"Hello, I’m relatively new to working with Graylog and rsyslog. A few days ago, I installed Graylog Server 5.1 on Ubuntu 22.04 and successfully configured it to receive syslog logs. However, I’m having trouble sending DNS logs, which are stored in /var/log/named/query.log, to Graylog.
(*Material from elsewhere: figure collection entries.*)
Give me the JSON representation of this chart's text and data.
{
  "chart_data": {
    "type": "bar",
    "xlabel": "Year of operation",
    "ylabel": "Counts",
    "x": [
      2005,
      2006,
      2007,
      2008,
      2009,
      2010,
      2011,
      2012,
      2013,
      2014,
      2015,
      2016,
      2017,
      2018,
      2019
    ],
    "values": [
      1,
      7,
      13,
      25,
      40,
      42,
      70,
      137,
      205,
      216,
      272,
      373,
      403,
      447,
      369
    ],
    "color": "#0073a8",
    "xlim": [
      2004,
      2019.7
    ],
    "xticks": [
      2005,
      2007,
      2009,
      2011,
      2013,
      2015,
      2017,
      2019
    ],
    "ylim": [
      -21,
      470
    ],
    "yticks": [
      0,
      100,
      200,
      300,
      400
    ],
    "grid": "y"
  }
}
I’ve tried two different configurations, and I’m looking for guidance on how to achieve this while keeping the DNS logs separate from other logs like those in /var/log/syslog.
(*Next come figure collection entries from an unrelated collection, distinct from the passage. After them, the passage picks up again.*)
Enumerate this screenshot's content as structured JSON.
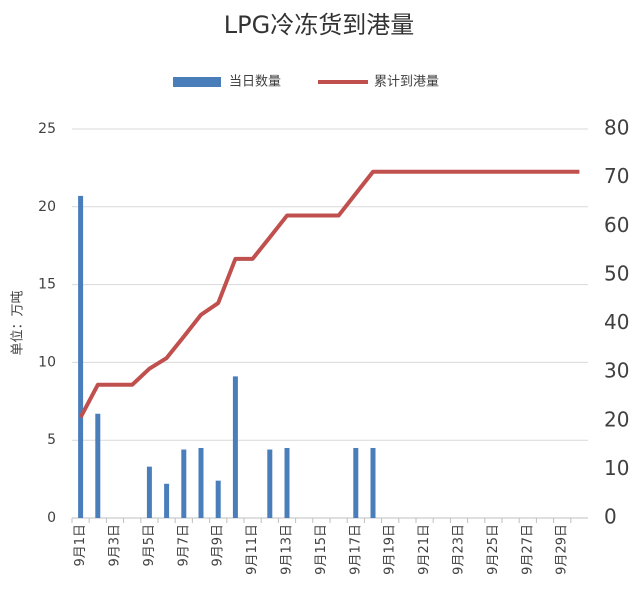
{
  "chart_data": {
    "type": "bar_line",
    "title": "LPG冷冻货到港量",
    "y_label": "单位：万吨",
    "categories": [
      "9月1日",
      null,
      "9月3日",
      null,
      "9月5日",
      null,
      "9月7日",
      null,
      "9月9日",
      null,
      "9月11日",
      null,
      "9月13日",
      null,
      "9月15日",
      null,
      "9月17日",
      null,
      "9月19日",
      null,
      "9月21日",
      null,
      "9月23日",
      null,
      "9月25日",
      null,
      "9月27日",
      null,
      "9月29日",
      null
    ],
    "series": [
      {
        "name": "当日数量",
        "type": "bar",
        "color": "#4a7ebb",
        "values": [
          20.7,
          6.7,
          0,
          0,
          3.3,
          2.2,
          4.4,
          4.5,
          2.4,
          9.1,
          0,
          4.4,
          4.5,
          0,
          0,
          0,
          4.5,
          4.5,
          0,
          0,
          0,
          0,
          0,
          0,
          0,
          0,
          0,
          0,
          0,
          0
        ]
      },
      {
        "name": "累计到港量",
        "type": "line",
        "axis": "y2",
        "color": "#c0504d",
        "values": [
          20.7,
          27.4,
          27.4,
          27.4,
          30.7,
          32.9,
          37.3,
          41.8,
          44.2,
          53.3,
          53.3,
          57.7,
          62.2,
          62.2,
          62.2,
          62.2,
          66.7,
          71.2,
          71.2,
          71.2,
          71.2,
          71.2,
          71.2,
          71.2,
          71.2,
          71.2,
          71.2,
          71.2,
          71.2,
          71.2
        ]
      }
    ],
    "ylim": [
      0,
      25
    ],
    "yticks": [
      0,
      5,
      10,
      15,
      20,
      25
    ],
    "y2lim": [
      0,
      80
    ],
    "y2ticks": [
      0,
      10,
      20,
      30,
      40,
      50,
      60,
      70,
      80
    ],
    "grid": true,
    "legend": "top"
  }
}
Configuration 1: I created a separate file named /rsyslog.d/named-query.conf with the following content:
if $programname == ‘named’ and $msg contains ‘query’ then {
action(type=“omfwd” target=“192.168.0.3” port=“5515” protocol=“tcp” template=“RSYSLOG_SyslogProtocol23Format”)
}
this doesn’t seem to work.
Configuration 2: I also tried modifying the /etc/rsyslog.conf file with…
$ModLoad imfile
$InputFileName /var/log/named/query.log
$InputFileTag dns:
$InputFileStateFile stat-dns
$InputFileSeverity info
$InputFileFacility local0
$InputRunFileMonitor
local0.* @@192.168.0.3:5515
This works for sending DNS logs to Graylog, but it also sends logs to /var/log/syslog, which I want to avoid.
Is there a way to configure rsyslog to send DNS logs to Graylog from /var/log/named/query.log without have my DNS logs showing in /var/log/syslog?, Any advice or insights would be greatly appreciated. Thank you!"